About surgery to have the melanoma removed (stage 0, stage 1 or stage 2 melanoma)

  • Will there be a scar where the melanoma is removed? How big will it be? Will it fade?

  • Are there any options to having the melanoma removed, for example can it be treated with a cream instead?

  • Will the melanoma come back again?

About surgery to have lymph nodes removed (stage 3 melanoma)

  • Why have you offered me an operation to remove my lymph nodes?

  • What does the operation involve?

  • Can you give me more detailed information about having my lymph nodes removed? Is there any written information, like a leaflet, that I could have?

  • What's likely to happen if I have the lymph nodes removed? What's likely to happen if I don't have them removed?

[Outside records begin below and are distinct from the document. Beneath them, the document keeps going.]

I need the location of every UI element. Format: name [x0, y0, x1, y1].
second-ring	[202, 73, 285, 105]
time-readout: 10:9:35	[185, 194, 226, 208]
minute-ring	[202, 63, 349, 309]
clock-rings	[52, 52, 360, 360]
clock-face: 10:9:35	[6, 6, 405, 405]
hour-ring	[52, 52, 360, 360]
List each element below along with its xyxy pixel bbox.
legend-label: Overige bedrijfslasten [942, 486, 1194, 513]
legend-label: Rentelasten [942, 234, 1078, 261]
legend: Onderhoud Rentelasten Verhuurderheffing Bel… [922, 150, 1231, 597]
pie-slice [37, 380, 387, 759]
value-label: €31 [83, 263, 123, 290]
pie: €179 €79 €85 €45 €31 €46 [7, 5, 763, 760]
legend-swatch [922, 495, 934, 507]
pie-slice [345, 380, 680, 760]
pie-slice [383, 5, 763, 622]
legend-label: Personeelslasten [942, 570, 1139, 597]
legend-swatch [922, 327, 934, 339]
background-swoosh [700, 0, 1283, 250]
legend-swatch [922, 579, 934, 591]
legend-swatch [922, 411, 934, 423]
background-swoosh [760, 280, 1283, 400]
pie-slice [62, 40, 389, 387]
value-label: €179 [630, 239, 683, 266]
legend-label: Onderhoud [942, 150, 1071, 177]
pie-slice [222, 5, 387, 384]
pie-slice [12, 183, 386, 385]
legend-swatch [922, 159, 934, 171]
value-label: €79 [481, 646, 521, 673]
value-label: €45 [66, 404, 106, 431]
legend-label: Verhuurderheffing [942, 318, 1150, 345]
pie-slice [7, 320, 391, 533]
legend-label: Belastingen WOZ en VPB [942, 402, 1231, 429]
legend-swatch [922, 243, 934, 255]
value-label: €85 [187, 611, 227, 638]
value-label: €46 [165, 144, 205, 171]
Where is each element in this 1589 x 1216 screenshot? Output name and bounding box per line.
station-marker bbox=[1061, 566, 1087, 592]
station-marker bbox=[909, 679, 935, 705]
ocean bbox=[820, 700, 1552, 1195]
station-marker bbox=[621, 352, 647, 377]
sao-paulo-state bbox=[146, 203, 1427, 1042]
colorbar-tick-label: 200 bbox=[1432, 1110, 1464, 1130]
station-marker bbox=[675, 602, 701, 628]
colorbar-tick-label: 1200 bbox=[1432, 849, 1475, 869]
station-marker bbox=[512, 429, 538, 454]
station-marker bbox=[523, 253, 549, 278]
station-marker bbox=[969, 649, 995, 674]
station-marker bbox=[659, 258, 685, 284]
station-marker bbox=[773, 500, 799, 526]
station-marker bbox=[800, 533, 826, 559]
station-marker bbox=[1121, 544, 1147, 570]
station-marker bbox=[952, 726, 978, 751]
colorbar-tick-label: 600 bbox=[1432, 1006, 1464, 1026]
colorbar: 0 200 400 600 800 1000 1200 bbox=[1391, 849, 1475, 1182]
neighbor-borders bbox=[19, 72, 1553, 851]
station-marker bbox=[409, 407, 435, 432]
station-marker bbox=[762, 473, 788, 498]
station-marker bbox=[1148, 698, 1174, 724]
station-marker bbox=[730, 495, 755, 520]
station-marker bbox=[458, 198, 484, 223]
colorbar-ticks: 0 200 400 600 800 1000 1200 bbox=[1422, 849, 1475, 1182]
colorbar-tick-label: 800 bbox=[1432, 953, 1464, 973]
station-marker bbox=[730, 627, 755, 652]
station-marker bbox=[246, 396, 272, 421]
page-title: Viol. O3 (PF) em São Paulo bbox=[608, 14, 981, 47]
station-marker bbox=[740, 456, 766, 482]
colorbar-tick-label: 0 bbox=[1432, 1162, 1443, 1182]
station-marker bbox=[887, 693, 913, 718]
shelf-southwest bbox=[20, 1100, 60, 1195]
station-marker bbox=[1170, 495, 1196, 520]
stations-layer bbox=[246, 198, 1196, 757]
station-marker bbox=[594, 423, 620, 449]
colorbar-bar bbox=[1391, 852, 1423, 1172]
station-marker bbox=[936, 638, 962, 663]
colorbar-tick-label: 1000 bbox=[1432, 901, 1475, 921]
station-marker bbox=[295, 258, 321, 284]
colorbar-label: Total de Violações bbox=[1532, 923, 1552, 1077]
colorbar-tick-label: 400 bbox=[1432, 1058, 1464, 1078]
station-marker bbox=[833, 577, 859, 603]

  • If I decide not to have them removed now, can I change my mind later?

  • What are the side effects of the operation? Are they permanent?

  • How long will I have to wait to have the operation? Will I have any other treatment for my melanoma while I'm waiting?

About drug treatments (stage 4 melanoma)

  • Will I be able to have targeted systemic therapy?

  • What other drug treatments are available for my melanoma?

  • How well are they likely to work? Will they stop the melanoma from spreading further?